The techniques discussed are a very, very big break from my conditioned responses.
Particularly painful is trying to stop myself from compulsively writing. The amount of fear of making a mistake, and forgetting something important is corrected by the self-soothing writing gives me.
Asking me to try to stop myself from writing when my memory is such a traitor is a huge challenge of acceptance. Every time my memory or imagination betrayed me causes me to pause and flashback to the feelings of betrayal, humiliation, frustration, sadness, etc.
I cannot just stop distrusting my mind. I cannot make myself trust my mind. The tiny part of me that can sometimes sort reality from my thoughts need the writing to extract sense and reason out of a jumble of feelings and concepts in my head.
Even if I try not to judge, without the soothing effects of having written down what I should do, I get trapped in a mental loop of forgetting my next action.

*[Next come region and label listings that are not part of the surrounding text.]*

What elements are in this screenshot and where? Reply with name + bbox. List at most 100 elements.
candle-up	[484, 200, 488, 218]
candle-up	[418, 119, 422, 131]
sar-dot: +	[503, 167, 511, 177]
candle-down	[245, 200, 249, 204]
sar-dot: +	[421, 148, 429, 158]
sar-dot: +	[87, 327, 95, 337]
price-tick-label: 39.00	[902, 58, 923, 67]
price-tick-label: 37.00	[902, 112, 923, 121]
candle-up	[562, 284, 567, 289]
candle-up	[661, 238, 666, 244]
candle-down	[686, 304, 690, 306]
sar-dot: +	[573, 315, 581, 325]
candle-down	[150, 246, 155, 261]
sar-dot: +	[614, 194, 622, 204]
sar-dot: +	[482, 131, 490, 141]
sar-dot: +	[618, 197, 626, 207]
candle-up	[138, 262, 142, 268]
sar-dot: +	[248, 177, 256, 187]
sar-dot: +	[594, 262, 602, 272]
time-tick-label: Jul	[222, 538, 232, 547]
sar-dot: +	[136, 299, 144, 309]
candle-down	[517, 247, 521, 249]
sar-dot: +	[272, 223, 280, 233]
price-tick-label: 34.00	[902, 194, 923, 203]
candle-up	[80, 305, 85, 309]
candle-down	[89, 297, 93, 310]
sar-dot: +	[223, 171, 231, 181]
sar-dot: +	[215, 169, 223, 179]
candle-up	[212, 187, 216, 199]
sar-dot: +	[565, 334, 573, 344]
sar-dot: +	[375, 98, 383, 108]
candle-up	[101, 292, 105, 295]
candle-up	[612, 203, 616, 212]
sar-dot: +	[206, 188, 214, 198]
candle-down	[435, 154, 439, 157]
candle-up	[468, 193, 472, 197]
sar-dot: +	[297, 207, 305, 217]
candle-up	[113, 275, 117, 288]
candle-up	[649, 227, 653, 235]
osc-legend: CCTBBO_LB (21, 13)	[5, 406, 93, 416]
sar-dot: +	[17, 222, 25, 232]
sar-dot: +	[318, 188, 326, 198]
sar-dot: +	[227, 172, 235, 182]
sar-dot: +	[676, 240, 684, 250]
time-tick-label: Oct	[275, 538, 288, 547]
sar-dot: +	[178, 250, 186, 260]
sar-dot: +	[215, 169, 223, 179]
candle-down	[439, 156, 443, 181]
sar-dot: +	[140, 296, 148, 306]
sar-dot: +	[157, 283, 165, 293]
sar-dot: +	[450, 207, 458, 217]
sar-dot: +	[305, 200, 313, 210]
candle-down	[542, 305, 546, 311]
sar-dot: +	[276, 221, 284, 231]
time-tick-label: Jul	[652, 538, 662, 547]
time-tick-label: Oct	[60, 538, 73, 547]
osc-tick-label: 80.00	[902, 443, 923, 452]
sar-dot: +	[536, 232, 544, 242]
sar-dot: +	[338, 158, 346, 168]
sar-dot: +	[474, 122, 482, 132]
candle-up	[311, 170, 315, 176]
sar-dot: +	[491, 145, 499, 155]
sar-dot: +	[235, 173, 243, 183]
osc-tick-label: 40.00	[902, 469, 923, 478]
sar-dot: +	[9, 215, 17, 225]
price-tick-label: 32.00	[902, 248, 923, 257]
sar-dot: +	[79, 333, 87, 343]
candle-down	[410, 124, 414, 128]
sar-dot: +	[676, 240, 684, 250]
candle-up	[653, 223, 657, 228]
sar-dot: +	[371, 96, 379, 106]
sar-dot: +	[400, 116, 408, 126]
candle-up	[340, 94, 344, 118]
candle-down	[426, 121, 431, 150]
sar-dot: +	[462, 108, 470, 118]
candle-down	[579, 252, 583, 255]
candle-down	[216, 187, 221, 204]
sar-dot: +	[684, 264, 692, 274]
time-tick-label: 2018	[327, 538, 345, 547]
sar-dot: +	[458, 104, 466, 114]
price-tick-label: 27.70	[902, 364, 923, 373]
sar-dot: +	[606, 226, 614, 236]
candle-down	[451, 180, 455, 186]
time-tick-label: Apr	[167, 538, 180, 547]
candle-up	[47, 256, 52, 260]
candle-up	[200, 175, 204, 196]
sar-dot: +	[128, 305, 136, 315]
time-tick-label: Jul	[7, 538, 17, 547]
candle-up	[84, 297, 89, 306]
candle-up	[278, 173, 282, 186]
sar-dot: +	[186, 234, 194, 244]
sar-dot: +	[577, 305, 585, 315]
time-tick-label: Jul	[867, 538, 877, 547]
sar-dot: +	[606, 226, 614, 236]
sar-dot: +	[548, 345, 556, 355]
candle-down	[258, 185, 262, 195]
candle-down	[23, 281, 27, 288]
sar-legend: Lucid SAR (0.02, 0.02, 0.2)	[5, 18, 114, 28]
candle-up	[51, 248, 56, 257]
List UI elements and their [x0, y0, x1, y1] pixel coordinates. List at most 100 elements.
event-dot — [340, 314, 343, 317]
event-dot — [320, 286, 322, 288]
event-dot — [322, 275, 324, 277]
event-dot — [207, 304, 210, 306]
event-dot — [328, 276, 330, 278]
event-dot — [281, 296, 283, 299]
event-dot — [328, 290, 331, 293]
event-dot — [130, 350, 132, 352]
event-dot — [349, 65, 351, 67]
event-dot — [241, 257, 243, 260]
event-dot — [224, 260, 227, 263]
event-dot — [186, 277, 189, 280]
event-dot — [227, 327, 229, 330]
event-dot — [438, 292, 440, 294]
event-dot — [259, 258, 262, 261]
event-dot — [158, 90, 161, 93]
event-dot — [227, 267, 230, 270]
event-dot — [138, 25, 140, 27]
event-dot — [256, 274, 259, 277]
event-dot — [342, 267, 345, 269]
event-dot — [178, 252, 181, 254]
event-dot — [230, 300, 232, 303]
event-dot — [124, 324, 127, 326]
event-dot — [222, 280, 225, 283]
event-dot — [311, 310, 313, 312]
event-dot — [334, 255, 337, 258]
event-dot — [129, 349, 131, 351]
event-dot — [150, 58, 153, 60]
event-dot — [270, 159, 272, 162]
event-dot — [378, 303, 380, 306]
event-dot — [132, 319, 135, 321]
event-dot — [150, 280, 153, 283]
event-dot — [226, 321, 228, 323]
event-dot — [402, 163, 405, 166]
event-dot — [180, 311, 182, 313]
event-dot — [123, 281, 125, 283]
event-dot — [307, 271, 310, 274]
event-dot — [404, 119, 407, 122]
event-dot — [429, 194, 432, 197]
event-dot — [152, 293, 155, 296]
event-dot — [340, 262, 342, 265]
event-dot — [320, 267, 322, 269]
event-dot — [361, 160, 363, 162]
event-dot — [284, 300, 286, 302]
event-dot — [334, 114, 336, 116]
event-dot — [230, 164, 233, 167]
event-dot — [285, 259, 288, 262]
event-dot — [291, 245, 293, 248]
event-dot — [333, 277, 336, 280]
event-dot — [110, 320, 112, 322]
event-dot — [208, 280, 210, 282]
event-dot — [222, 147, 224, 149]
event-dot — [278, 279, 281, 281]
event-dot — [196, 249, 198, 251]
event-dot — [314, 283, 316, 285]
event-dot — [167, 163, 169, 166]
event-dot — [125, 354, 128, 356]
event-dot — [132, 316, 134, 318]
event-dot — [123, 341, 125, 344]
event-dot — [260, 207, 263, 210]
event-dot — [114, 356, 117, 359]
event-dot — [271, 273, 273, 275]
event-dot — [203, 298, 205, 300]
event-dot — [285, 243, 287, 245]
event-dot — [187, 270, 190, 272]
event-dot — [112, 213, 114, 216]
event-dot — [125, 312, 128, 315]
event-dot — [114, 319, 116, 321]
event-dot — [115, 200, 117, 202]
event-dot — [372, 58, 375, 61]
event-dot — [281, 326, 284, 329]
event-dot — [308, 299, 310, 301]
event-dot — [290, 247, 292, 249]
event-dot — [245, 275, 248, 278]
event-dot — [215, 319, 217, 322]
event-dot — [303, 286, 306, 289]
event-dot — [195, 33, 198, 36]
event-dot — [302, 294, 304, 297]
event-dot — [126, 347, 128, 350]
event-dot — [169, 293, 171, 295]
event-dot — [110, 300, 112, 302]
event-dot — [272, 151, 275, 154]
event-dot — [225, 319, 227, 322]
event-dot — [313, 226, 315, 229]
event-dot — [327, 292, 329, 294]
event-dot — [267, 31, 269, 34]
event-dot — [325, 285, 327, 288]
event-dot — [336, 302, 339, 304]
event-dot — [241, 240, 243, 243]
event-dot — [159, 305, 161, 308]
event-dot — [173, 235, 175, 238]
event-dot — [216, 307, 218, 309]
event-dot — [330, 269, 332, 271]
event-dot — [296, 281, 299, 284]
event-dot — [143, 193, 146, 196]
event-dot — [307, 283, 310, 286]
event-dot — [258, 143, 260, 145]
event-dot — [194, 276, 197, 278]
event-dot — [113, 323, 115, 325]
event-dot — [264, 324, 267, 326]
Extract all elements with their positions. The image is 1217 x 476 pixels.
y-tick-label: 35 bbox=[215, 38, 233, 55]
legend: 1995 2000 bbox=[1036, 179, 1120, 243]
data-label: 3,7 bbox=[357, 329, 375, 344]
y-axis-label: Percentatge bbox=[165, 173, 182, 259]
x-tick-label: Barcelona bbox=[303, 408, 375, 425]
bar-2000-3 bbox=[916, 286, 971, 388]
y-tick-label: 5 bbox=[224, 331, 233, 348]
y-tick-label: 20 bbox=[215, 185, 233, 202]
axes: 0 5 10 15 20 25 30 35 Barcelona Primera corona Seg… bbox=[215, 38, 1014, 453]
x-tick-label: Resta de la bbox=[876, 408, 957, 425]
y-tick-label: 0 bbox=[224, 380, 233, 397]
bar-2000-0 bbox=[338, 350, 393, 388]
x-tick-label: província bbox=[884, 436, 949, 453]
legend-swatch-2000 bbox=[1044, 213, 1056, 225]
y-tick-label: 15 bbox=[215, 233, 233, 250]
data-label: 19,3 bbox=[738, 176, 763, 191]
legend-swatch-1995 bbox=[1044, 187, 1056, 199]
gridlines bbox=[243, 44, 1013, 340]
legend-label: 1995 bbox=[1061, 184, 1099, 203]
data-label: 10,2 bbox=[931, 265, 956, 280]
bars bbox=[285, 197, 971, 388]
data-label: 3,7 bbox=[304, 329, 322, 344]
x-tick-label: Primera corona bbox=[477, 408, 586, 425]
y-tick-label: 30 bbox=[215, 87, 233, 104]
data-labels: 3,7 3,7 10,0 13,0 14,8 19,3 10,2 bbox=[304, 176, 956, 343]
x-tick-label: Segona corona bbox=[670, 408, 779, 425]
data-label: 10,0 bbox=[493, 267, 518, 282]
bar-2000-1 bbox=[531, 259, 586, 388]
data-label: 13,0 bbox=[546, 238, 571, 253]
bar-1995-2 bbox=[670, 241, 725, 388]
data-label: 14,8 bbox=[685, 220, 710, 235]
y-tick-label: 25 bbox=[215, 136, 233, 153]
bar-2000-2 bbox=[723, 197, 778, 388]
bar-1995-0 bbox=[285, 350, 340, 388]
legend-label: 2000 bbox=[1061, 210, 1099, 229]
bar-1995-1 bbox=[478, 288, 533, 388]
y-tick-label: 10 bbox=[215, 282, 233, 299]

But the mindfulness technique is about not attaching myself to my thoughts. To find that self that can see the stream of thoughts pass by like watching clouds on a clear, unimpeded horizon day.
That piece of self that exists but is tiny and unpracticed. That sometimes gets a voice a few times a year. That self that has left clues of its existence in my writing needs to break free from what tethers it to its small confines.
I read back my writing, and it’s a totally different person and voice from what is in my head. It’s that piece of self that is talking to me through my shattered attention.